Сытин кивнул и вышел, увидев краем глаза, как жена перекрестилась. Как всегда, этот жест вызвал у него раздражение. Убежденная баптистка, она — «уж будьте уверены!» — наверняка усмотрела в происходящем руку Господа. По возвращении предстоял очередной теологический спор.
«Просто удивительно, как в этой женщине уживаются религия и здравый смысл! Совершенно непонятно»
Он вышел на улицу, тщательно прикрыв за собой дверь. В прихожей снова зажужжал пылесос.
«Чудны дела твои, Господи!».
— Где Глеб?
Сергей с трудом разлепил горячие веки и сел на раскладушке.
— Что, солнышко?
— Где Глеб?
Аленка сидела на кровати, разглядывая с рассеянным удивлением пятно крови на подушке. Утром Сергей губкой обтер ей лицо, но постельное белье не тронул, не решаясь тревожить сон дочери. По крайней мере, в такую причину он заставил себя поверить, гоня прочь мысль о том, что просто не смог бы поднять девочку. Не было сил.
— Глеб ушел.
— Куда?
Сергей потер лоб. Выдумывать что-то он был не в состоянии.
— Не знаю.
Аленка встала, покачнулась, и обвела взглядом комнату, будто видела ее впервые. Описав полный круг, она снова посмотрела на отца.
— Я есть хочу.
— Пойдем. Приготовлю тебе что-нибудь.
Они прошли на кухню, и Сергей сварил ей макароны. Он сел на стул и с умилением смотрел на то, с каким аппетитом ест девочка. Самому есть не хотелось — готовка лишила его последних сил. Он сидел, с трудом дыша через воспаленное горло, и любовался на дочь.
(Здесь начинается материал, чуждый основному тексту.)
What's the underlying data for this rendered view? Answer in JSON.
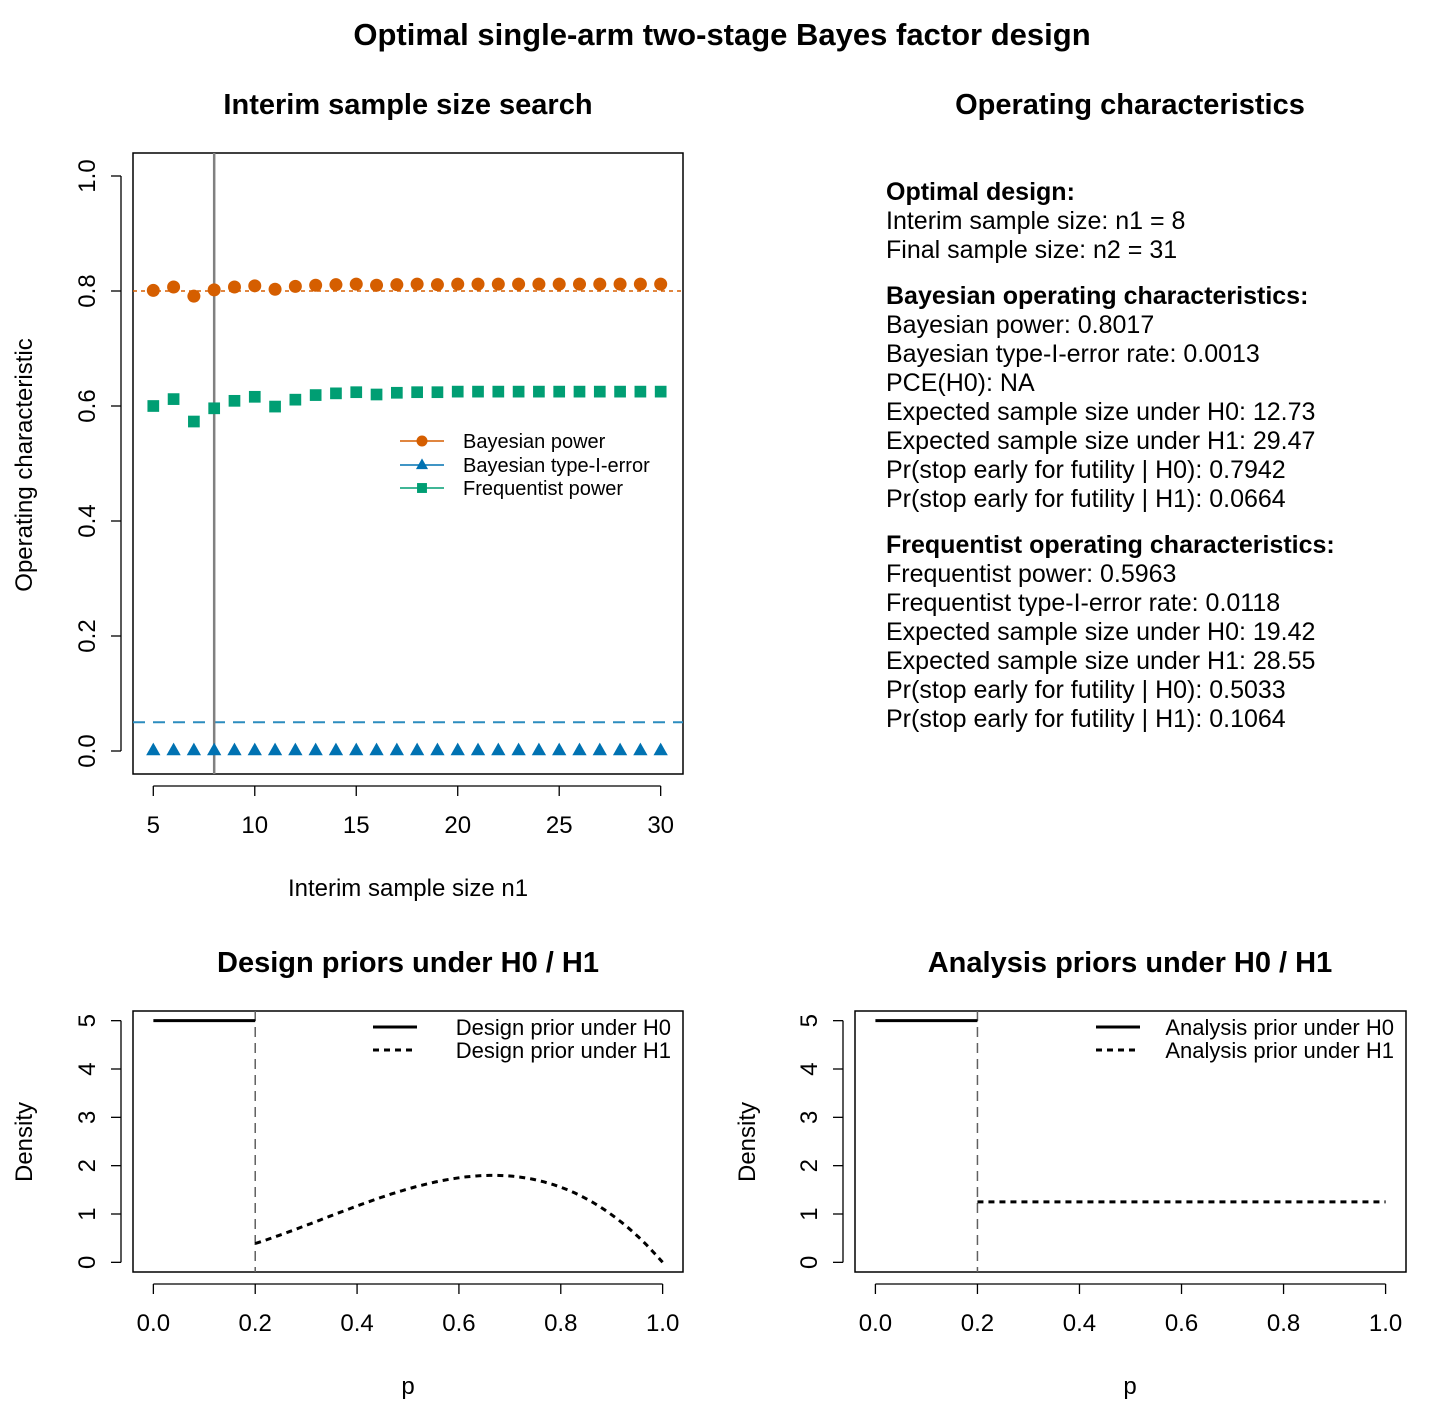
{
  "main_title": "Optimal single-arm two-stage Bayes factor design",
  "colors": {
    "bayesian_power": "#d55e00",
    "type1": "#0072b2",
    "freq_power": "#009e73",
    "selected_line": "#808080",
    "power_threshold": "#d55e00",
    "alpha_threshold": "#2b8cbe"
  },
  "panels": {
    "search": {
      "title": "Interim sample size search",
      "xlabel": "Interim sample size n1",
      "ylabel": "Operating characteristic",
      "legend": [
        "Bayesian power",
        "Bayesian type-I-error",
        "Frequentist power"
      ]
    },
    "oc": {
      "title": "Operating characteristics",
      "sections": [
        {
          "heading": "Optimal design:",
          "lines": [
            "Interim sample size: n1 = 8",
            "Final sample size: n2 = 31"
          ]
        },
        {
          "heading": "Bayesian operating characteristics:",
          "lines": [
            "Bayesian power: 0.8017",
            "Bayesian type-I-error rate: 0.0013",
            "PCE(H0): NA",
            "Expected sample size under H0: 12.73",
            "Expected sample size under H1: 29.47",
            "Pr(stop early for futility | H0): 0.7942",
            "Pr(stop early for futility | H1): 0.0664"
          ]
        },
        {
          "heading": "Frequentist operating characteristics:",
          "lines": [
            "Frequentist power: 0.5963",
            "Frequentist type-I-error rate: 0.0118",
            "Expected sample size under H0: 19.42",
            "Expected sample size under H1: 28.55",
            "Pr(stop early for futility | H0): 0.5033",
            "Pr(stop early for futility | H1): 0.1064"
          ]
        }
      ]
    },
    "design": {
      "title": "Design priors under H0 / H1",
      "xlabel": "p",
      "ylabel": "Density",
      "legend": [
        "Design prior under H0",
        "Design prior under H1"
      ]
    },
    "analysis": {
      "title": "Analysis priors under H0 / H1",
      "xlabel": "p",
      "ylabel": "Density",
      "legend": [
        "Analysis prior under H0",
        "Analysis prior under H1"
      ]
    }
  },
  "chart_data": [
    {
      "type": "scatter",
      "panel": "search",
      "x": [
        5,
        6,
        7,
        8,
        9,
        10,
        11,
        12,
        13,
        14,
        15,
        16,
        17,
        18,
        19,
        20,
        21,
        22,
        23,
        24,
        25,
        26,
        27,
        28,
        29,
        30
      ],
      "series": [
        {
          "name": "Bayesian power",
          "marker": "circle",
          "values": [
            0.801,
            0.807,
            0.791,
            0.802,
            0.807,
            0.809,
            0.803,
            0.808,
            0.81,
            0.811,
            0.812,
            0.81,
            0.811,
            0.812,
            0.811,
            0.812,
            0.812,
            0.812,
            0.812,
            0.812,
            0.812,
            0.812,
            0.812,
            0.812,
            0.812,
            0.812
          ]
        },
        {
          "name": "Bayesian type-I-error",
          "marker": "triangle",
          "values": [
            0.001,
            0.001,
            0.001,
            0.001,
            0.001,
            0.001,
            0.001,
            0.001,
            0.001,
            0.001,
            0.001,
            0.001,
            0.001,
            0.001,
            0.001,
            0.001,
            0.001,
            0.001,
            0.001,
            0.001,
            0.001,
            0.001,
            0.001,
            0.001,
            0.001,
            0.001
          ]
        },
        {
          "name": "Frequentist power",
          "marker": "square",
          "values": [
            0.6,
            0.612,
            0.573,
            0.596,
            0.609,
            0.616,
            0.599,
            0.611,
            0.619,
            0.622,
            0.624,
            0.62,
            0.623,
            0.624,
            0.624,
            0.625,
            0.625,
            0.625,
            0.625,
            0.625,
            0.625,
            0.625,
            0.625,
            0.625,
            0.625,
            0.625
          ]
        }
      ],
      "hlines": [
        0.8,
        0.05
      ],
      "vline": 8,
      "xticks": [
        5,
        10,
        15,
        20,
        25,
        30
      ],
      "yticks": [
        0.0,
        0.2,
        0.4,
        0.6,
        0.8,
        1.0
      ],
      "ytick_labels": [
        "0.0",
        "0.2",
        "0.4",
        "0.6",
        "0.8",
        "1.0"
      ],
      "xlim": [
        4,
        31.1
      ],
      "ylim": [
        -0.04,
        1.04
      ],
      "legend_position": "right"
    },
    {
      "type": "line",
      "panel": "design",
      "series": [
        {
          "name": "Design prior under H0",
          "style": "solid",
          "function": "uniform",
          "support": [
            0,
            0.2
          ],
          "density": 5
        },
        {
          "name": "Design prior under H1",
          "style": "dotted",
          "function": "scaled beta(3,2)",
          "support": [
            0.2,
            1
          ],
          "scale": 1.0122
        }
      ],
      "vline": 0.2,
      "xticks": [
        0.0,
        0.2,
        0.4,
        0.6,
        0.8,
        1.0
      ],
      "xtick_labels": [
        "0.0",
        "0.2",
        "0.4",
        "0.6",
        "0.8",
        "1.0"
      ],
      "yticks": [
        0,
        1,
        2,
        3,
        4,
        5
      ],
      "xlim": [
        -0.04,
        1.04
      ],
      "ylim": [
        -0.2,
        5.2
      ],
      "legend_position": "top-right"
    },
    {
      "type": "line",
      "panel": "analysis",
      "series": [
        {
          "name": "Analysis prior under H0",
          "style": "solid",
          "function": "uniform",
          "support": [
            0,
            0.2
          ],
          "density": 5
        },
        {
          "name": "Analysis prior under H1",
          "style": "dotted",
          "function": "uniform",
          "support": [
            0.2,
            1
          ],
          "density": 1.25
        }
      ],
      "vline": 0.2,
      "xticks": [
        0.0,
        0.2,
        0.4,
        0.6,
        0.8,
        1.0
      ],
      "xtick_labels": [
        "0.0",
        "0.2",
        "0.4",
        "0.6",
        "0.8",
        "1.0"
      ],
      "yticks": [
        0,
        1,
        2,
        3,
        4,
        5
      ],
      "xlim": [
        -0.04,
        1.04
      ],
      "ylim": [
        -0.2,
        5.2
      ],
      "legend_position": "top-right"
    }
  ]
}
— Он уехал домой? — спросила Аленка.
Рот ее был набит макаронами и, когда она говорила, можно было увидеть белую массу у нее на языке.
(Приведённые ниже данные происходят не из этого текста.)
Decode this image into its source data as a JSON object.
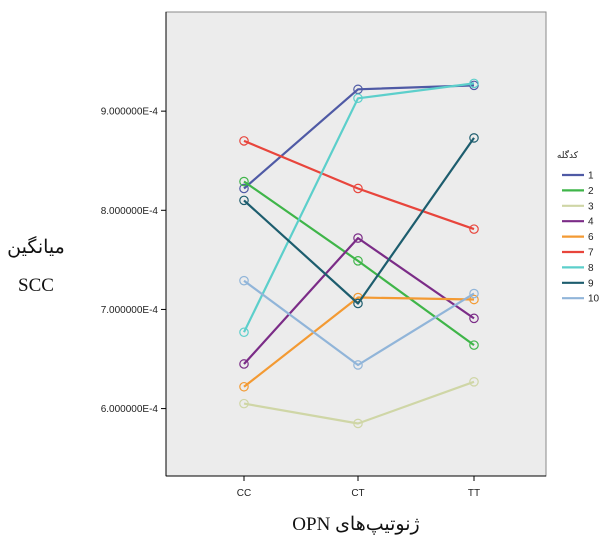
{
  "chart_data": {
    "type": "line",
    "categories": [
      "CC",
      "CT",
      "TT"
    ],
    "xlabel": "ژنوتیپ‌های OPN",
    "ylabel_lines": [
      "میانگین",
      "SCC"
    ],
    "ylim": [
      0.000532,
      0.001
    ],
    "yticks": [
      0.0006,
      0.0007,
      0.0008,
      0.0009
    ],
    "ytick_labels": [
      "6.000000E-4",
      "7.000000E-4",
      "8.000000E-4",
      "9.000000E-4"
    ],
    "grid": false,
    "legend": {
      "title": "کدگله",
      "placement": "right"
    },
    "series": [
      {
        "name": "1",
        "color": "#4f5aa5",
        "values": [
          0.000822,
          0.000922,
          0.000926
        ]
      },
      {
        "name": "2",
        "color": "#3fb549",
        "values": [
          0.000829,
          0.000749,
          0.000664
        ]
      },
      {
        "name": "3",
        "color": "#cfd6a6",
        "values": [
          0.000605,
          0.000585,
          0.000627
        ]
      },
      {
        "name": "4",
        "color": "#7b2c87",
        "values": [
          0.000645,
          0.000772,
          0.000691
        ]
      },
      {
        "name": "6",
        "color": "#f39a33",
        "values": [
          0.000622,
          0.000712,
          0.00071
        ]
      },
      {
        "name": "7",
        "color": "#e8453c",
        "values": [
          0.00087,
          0.000822,
          0.000781
        ]
      },
      {
        "name": "8",
        "color": "#5ccfcb",
        "values": [
          0.000677,
          0.000913,
          0.000928
        ]
      },
      {
        "name": "9",
        "color": "#1d5d6e",
        "values": [
          0.00081,
          0.000706,
          0.000873
        ]
      },
      {
        "name": "10",
        "color": "#91b5d9",
        "values": [
          0.000729,
          0.000644,
          0.000716
        ]
      }
    ]
  }
}
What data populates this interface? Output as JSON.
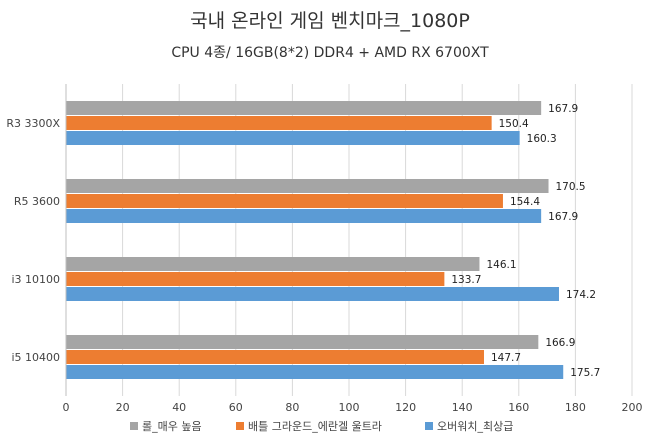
{
  "chart_data": {
    "type": "bar",
    "orientation": "horizontal",
    "title": "국내 온라인 게임 벤치마크_1080P",
    "subtitle": "CPU 4종/ 16GB(8*2) DDR4 + AMD RX 6700XT",
    "categories": [
      "R3 3300X",
      "R5 3600",
      "i3 10100",
      "i5 10400"
    ],
    "series": [
      {
        "name": "롤_매우 높음",
        "color": "#a5a5a5",
        "values": [
          167.9,
          170.5,
          146.1,
          166.9
        ]
      },
      {
        "name": "배틀 그라운드_에란겔 울트라",
        "color": "#ed7d31",
        "values": [
          150.4,
          154.4,
          133.7,
          147.7
        ]
      },
      {
        "name": "오버워치_최상급",
        "color": "#5b9bd5",
        "values": [
          160.3,
          167.9,
          174.2,
          175.7
        ]
      }
    ],
    "xlim": [
      0,
      200
    ],
    "xticks": [
      0,
      20,
      40,
      60,
      80,
      100,
      120,
      140,
      160,
      180,
      200
    ],
    "grid": true,
    "legend_position": "bottom"
  }
}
«А раньше она их терпеть не могла»
— Кто, милая?
Девочка скорчила досадливую рожицу.
— Глеееб! — протянула она противным и требовательным голосом.
— Нет. Не уехал. Он просто… ушел.
Аленка кивнула и вернулась к своим макаронам, больше не задавая никаких вопросов. Только на лбу у нее появилась тонкая морщинка, будто она размышляла о чем-то. Сергею очень захотелось знать, о чем она думает. Что за мысли вертятся в этой маленькой странной голове? Он знал, что девочка не ответит. Она сильно изменилась за последнее время. Все изменилось. Ему показалось, что известие об уходе Глеба ее успокоило. Она как-то расслабилась, словно обмякла.
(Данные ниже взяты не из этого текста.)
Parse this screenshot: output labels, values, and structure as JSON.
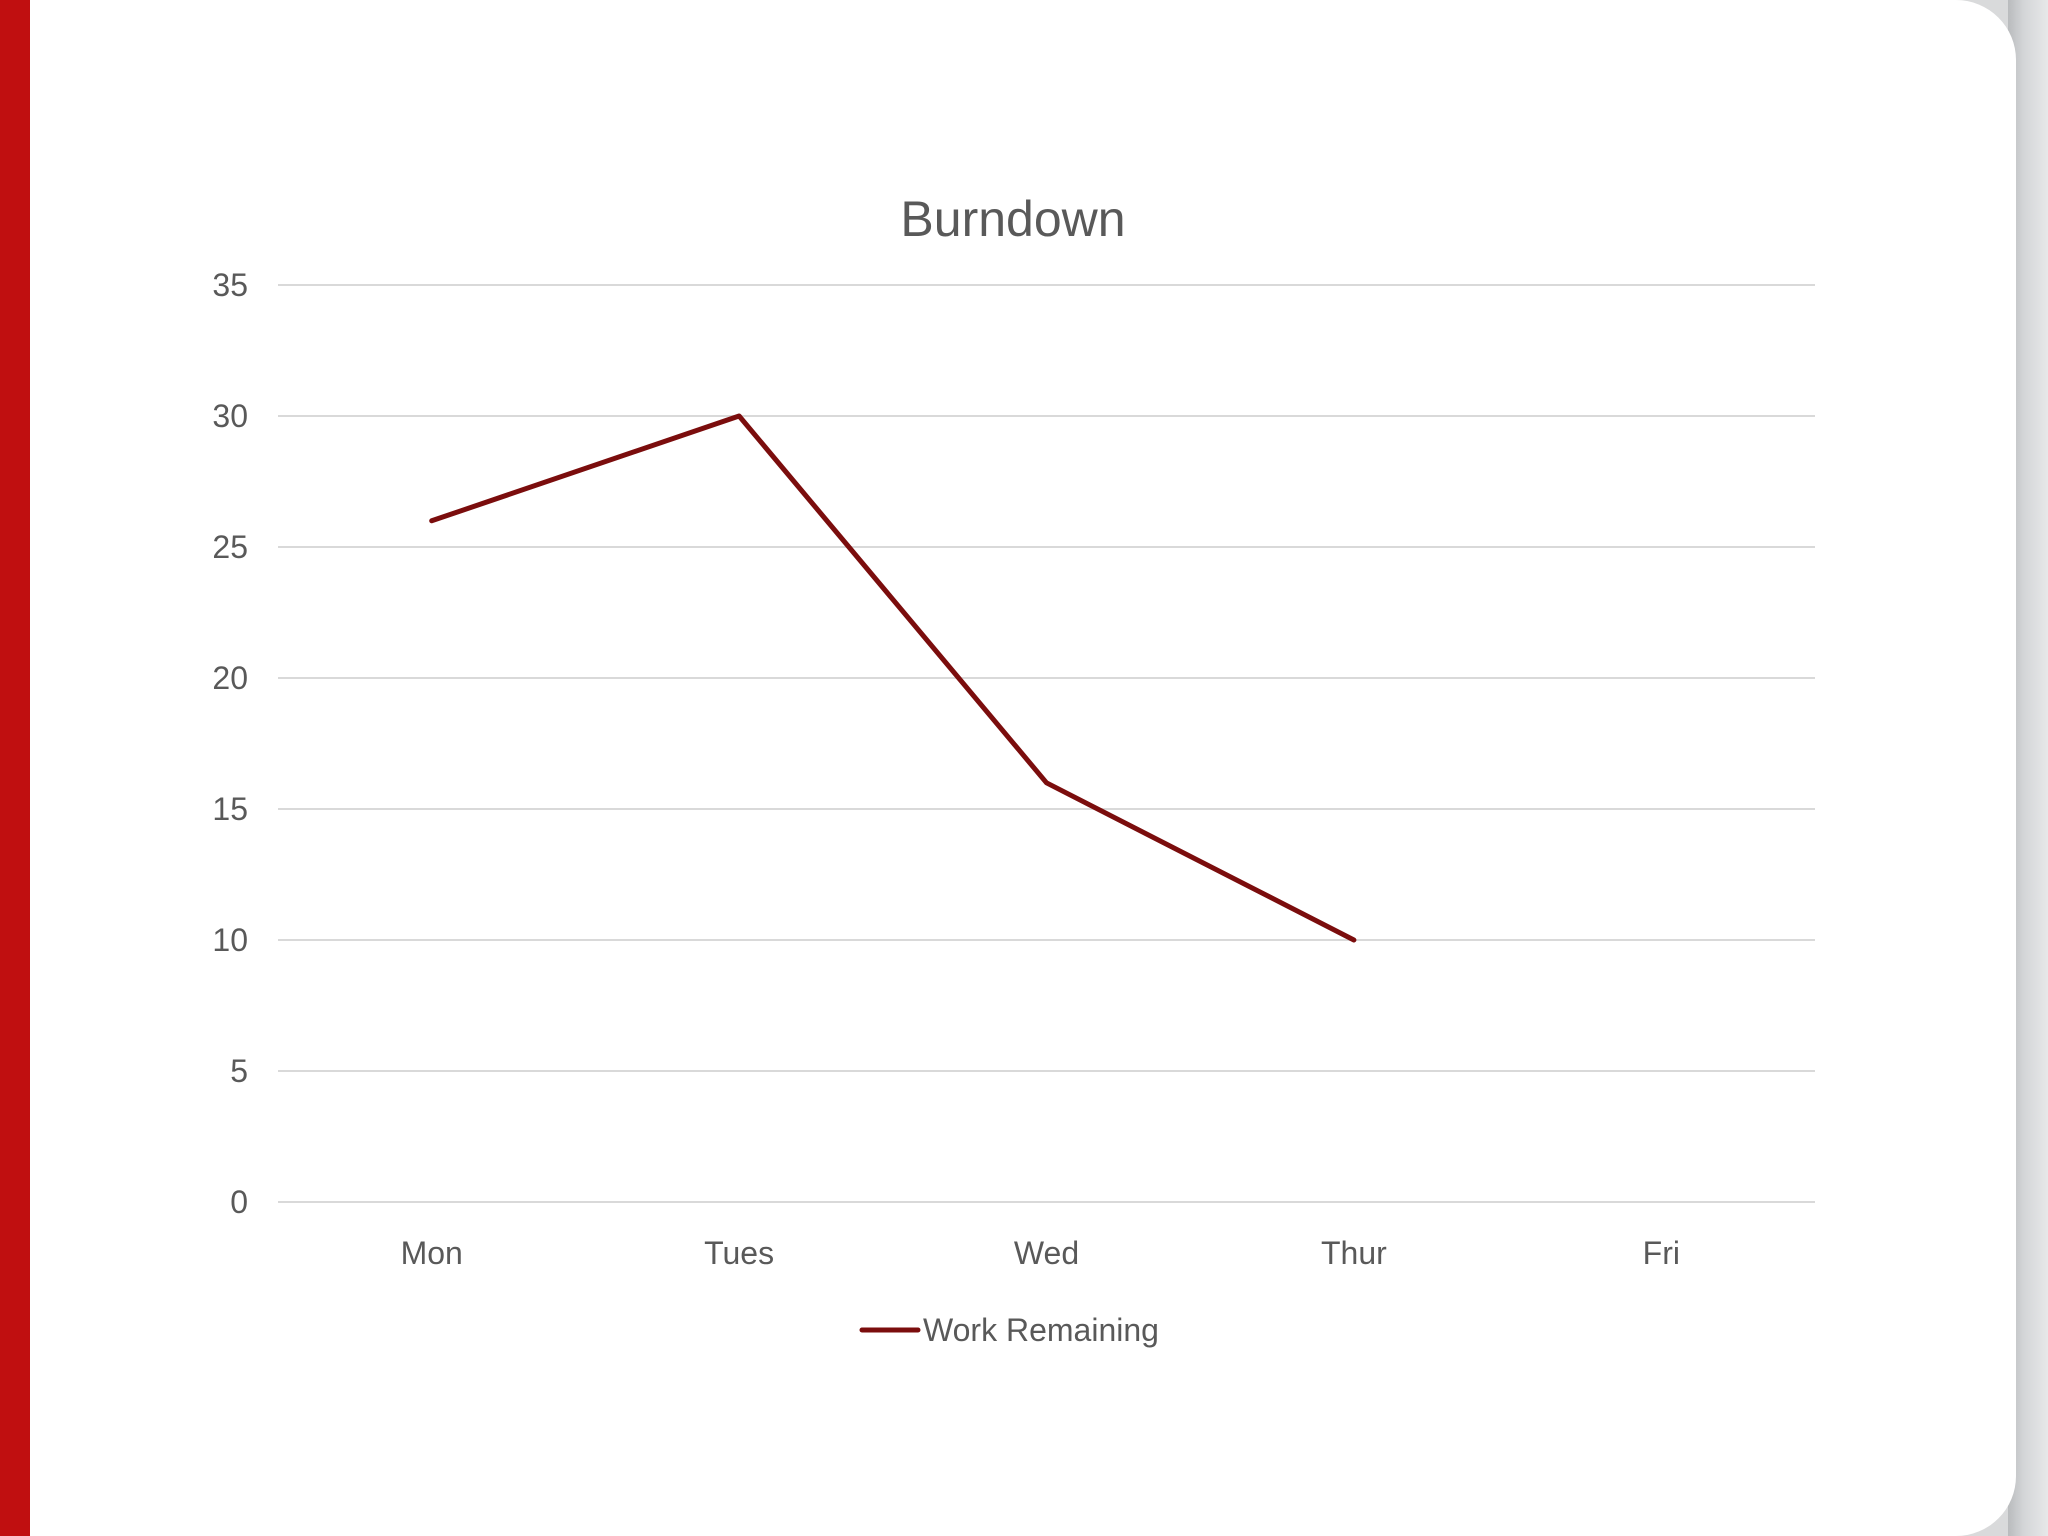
{
  "chart_data": {
    "type": "line",
    "title": "Burndown",
    "xlabel": "",
    "ylabel": "",
    "categories": [
      "Mon",
      "Tues",
      "Wed",
      "Thur",
      "Fri"
    ],
    "ylim": [
      0,
      35
    ],
    "yticks": [
      0,
      5,
      10,
      15,
      20,
      25,
      30,
      35
    ],
    "grid": true,
    "legend": "bottom",
    "series": [
      {
        "name": "Work Remaining",
        "values": [
          26,
          30,
          16,
          10,
          null
        ],
        "color": "#7b0d0d"
      }
    ]
  },
  "theme": {
    "accent": "#c00f10",
    "gridline": "#d9d9d9",
    "text": "#595959"
  }
}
«Наверное, она его боялась. Бедный ребенок. Боялась собственного брата»
Сергей не желал думать о племяннике, но, помимо воли, мысли вновь и вновь возвращались к нему. Что нашло на парня? Почему он так себя повел? Эти вопросы мучили его, обреченные оставаться без ответа. Он не понимал и не мог понять своего племянника. Свою дочь. Даже самого себя. Ему вдруг очень захотелось плакать. В небе появился зуд, но он сдержался.
«Нельзя при ней. Потом»
Аленка. Он вдруг вспомнил ее совсем маленькой. Вспомнил, как она радостно бегала с бумажным самолетиком, крича: «Папа, он летает! Смотри! Он правда ЛЕТАЕТ!». Ее короткие, взлохмаченные со сна волосы светились в ярком блеске солнца.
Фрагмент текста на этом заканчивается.